In this paper, we conduct an experiment to measure the total time (processing and transmission) to transfer MMS Requests between clients and servers while applying TLS as recommended by the specification. The total time of a combination of hash algorithms and authentication algorithms including SHA-1 and RSA and DSA signature algorithms is measured in consideration of integrity and authentication services. The transmission time between nodes is measured by means of an open source IEC 61850 implementation (OpenIEC61850). We also measured the memory and CPU overhead introduced by applying TLS. The results suggest that TLS can satisfy the strict requirements of the IEC 61850 specification. The aim of security in smart grid is not just to secure the electronic security perimeter. It is about offering a more secure end-to-end architecture. Applying TLS when using IEC 61850 plays a vital role in enabling an essential part of the end-to-end security architecture as well as allowing operators to control network devices, traffic, and also users. We suggest upgrading the recommended cipher suite combinations to your proposed combinations that offer higher level of security while satisfying the performance requirements.

Nevertheless, the model used in this study is not an accurate representation of a Substation Automation System since in a typical system more clients and servers are used and they do not reside in the same network. Also we only used one type of requests, Get(variable) requests.

There has been an average increase in latency of 75%. Therefore, a significant future work is required to further study and analyze the effect of applying TLS to consider several clients and servers residing in different networks as well as larger data exchange. Besides, it would be interesting to further study the effect of applying TLS to the communication between clients residing in end-user networks and servers in the smart grid, because one important service for this kind of communication is the smart metering service, which has been researched in different works [31–34].

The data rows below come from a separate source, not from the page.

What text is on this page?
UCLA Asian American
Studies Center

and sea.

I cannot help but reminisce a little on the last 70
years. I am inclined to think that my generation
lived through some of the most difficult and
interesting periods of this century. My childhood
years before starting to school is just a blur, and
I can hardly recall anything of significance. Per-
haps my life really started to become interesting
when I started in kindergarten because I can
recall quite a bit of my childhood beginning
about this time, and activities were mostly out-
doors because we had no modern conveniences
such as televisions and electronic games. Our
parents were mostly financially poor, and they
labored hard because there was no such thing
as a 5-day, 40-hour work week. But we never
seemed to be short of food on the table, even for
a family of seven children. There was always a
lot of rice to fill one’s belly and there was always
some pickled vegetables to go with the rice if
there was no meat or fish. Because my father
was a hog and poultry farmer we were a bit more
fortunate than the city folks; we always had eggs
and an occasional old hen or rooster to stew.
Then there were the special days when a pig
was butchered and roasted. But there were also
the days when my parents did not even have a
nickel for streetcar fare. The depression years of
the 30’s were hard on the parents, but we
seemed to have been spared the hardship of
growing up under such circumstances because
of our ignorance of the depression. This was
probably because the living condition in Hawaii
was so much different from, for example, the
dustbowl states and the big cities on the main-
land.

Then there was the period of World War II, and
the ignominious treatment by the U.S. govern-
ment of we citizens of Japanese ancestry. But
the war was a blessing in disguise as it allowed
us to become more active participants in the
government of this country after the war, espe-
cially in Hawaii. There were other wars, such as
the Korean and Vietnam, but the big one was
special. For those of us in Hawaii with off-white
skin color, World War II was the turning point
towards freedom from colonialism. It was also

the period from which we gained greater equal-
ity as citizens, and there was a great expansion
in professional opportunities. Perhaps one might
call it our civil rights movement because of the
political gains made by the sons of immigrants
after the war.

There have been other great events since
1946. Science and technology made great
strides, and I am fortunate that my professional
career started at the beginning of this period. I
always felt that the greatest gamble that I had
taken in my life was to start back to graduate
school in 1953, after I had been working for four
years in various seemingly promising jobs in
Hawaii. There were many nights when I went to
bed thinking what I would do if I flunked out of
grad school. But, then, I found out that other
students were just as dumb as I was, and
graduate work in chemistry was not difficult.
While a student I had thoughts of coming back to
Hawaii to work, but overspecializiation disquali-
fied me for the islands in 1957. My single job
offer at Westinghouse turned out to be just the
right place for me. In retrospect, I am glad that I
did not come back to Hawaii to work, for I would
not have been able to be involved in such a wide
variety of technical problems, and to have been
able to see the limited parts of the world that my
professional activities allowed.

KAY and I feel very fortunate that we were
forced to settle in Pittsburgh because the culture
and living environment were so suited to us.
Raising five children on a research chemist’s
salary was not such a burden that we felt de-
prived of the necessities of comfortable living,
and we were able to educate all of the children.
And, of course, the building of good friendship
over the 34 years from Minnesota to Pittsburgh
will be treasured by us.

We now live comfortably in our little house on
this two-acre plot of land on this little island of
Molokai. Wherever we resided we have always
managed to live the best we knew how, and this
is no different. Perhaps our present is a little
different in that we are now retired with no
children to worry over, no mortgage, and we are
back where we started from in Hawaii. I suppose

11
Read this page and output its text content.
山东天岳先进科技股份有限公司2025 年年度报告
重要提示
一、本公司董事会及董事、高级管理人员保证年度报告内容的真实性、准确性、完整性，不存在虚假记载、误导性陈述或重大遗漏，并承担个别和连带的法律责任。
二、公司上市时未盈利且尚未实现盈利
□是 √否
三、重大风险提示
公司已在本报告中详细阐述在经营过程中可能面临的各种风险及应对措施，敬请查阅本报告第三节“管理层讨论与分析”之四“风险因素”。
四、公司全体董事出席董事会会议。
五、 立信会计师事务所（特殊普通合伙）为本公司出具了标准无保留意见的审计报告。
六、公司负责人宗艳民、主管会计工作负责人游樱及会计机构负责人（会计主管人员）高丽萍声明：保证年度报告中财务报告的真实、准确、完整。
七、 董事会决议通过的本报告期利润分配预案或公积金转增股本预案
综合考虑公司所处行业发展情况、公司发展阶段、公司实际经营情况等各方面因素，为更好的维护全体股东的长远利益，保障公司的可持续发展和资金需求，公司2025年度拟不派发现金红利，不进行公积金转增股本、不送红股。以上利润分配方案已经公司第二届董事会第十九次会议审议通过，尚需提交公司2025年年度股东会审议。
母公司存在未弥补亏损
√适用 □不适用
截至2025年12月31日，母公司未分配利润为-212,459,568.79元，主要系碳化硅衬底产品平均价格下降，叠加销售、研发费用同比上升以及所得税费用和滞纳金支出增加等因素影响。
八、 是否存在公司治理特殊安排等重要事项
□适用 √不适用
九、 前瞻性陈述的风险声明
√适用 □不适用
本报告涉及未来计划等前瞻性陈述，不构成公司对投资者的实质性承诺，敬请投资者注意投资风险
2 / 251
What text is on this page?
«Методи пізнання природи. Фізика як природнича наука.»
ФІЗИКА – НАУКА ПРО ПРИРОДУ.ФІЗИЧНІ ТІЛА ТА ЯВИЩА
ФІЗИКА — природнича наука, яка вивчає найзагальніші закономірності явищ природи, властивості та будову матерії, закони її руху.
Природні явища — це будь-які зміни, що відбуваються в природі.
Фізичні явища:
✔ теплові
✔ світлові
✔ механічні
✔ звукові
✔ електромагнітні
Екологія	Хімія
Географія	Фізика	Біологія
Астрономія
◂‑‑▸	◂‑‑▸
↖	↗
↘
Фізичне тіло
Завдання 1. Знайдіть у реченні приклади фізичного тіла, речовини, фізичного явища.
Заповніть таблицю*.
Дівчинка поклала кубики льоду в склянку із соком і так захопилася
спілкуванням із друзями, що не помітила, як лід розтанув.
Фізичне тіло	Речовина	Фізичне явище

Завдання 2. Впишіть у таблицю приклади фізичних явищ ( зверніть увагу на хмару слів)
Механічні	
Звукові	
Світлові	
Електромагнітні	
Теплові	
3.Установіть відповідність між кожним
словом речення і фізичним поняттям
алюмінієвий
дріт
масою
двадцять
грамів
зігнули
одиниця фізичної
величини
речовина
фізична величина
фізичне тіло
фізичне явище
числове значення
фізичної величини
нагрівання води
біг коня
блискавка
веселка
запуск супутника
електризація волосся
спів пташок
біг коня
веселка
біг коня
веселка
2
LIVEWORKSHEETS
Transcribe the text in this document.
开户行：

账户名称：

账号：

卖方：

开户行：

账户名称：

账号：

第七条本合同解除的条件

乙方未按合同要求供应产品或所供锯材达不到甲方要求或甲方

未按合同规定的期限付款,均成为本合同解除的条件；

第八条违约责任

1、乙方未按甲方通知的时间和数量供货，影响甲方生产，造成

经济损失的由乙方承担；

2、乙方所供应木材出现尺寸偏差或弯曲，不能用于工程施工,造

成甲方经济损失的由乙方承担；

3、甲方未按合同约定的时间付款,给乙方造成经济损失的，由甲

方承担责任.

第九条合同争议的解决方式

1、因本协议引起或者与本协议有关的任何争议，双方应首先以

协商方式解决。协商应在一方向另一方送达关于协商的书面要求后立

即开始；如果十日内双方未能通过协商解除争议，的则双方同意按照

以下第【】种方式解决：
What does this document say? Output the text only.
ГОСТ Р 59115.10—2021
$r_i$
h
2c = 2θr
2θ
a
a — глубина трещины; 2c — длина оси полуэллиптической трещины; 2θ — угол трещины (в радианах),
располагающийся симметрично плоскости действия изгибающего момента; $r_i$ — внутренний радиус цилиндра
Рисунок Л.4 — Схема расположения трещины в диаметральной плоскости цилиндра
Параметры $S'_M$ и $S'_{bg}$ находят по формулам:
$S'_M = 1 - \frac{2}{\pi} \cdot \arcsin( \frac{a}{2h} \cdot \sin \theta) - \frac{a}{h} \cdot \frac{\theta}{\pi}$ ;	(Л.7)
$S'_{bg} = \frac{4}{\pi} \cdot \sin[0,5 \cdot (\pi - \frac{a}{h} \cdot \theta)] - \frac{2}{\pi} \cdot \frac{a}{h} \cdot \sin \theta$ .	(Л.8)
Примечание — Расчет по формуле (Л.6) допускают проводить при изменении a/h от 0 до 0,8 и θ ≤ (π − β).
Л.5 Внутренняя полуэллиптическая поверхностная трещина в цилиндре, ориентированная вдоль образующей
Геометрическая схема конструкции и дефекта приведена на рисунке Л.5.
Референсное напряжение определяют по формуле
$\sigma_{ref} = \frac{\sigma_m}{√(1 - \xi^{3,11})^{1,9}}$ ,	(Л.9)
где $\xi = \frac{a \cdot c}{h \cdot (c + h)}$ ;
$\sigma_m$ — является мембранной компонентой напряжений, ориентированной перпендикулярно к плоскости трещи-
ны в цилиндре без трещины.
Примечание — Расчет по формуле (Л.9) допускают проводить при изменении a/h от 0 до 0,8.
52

MMS would support communication between smart meters and the meter data management systems in order to get instantaneous meter readings. A smart meter represents individual smart meter functionality, but it can also act as a data concentrator that aggregates information from several smart meters. MMS works according to the same point-to-point principle as DLMS/COSEM (Device Language Message Specification/Companion Specification for Energy Metering), integrated in IEC 62056 [32] as standard for metering applications. Both specifications work on peer-to-peer architectures. In [33], authors demonstrated that DLMS/COSEM and IEC 61850 outperform other languages and these have similar benefits. Although MMS TCP/IP profile was not defined to support any additional lower layer protocols, using IEC 61850 has the advantage that it can be used for other smart grid applications besides smart metering. Likewise, the interoperability solution can be applied to advanced metering infrastructure where a large number of smart meters from different vendors are used. DLMS/COSEM, in its turn, has limitations with respect to the bandwidth requirement in large scale considering that advanced distribution automation bandwidth requirement can potentially go into the several hundred kbps or even Mbps range, such as stated in [34]. This is because underlying technologies (e.g., G3 and PRIME) can only achieve data rate up to a maximum of 128 kbps.

For these scenarios, use of TLS cipher suites based on Elliptic Curve Cryptography (ECC) should be analyzed, because it could reduce overhead.

Furthermore, we used self-signed certificates in order to minimize the validation costs, but it is recommended to use more than one CA. Although 2048-bit-length RSA keys are secure enough, with AES, 256 is secure against any likely future technology and 512 is even much more secure. Therefore, these keys could be used in securing IEC 61850 messages. Also more secure SHA-2 cryptographic hash functions could be used instead of SHA-1 as they are stronger and better suited to security-sensitive applications such as digital signing.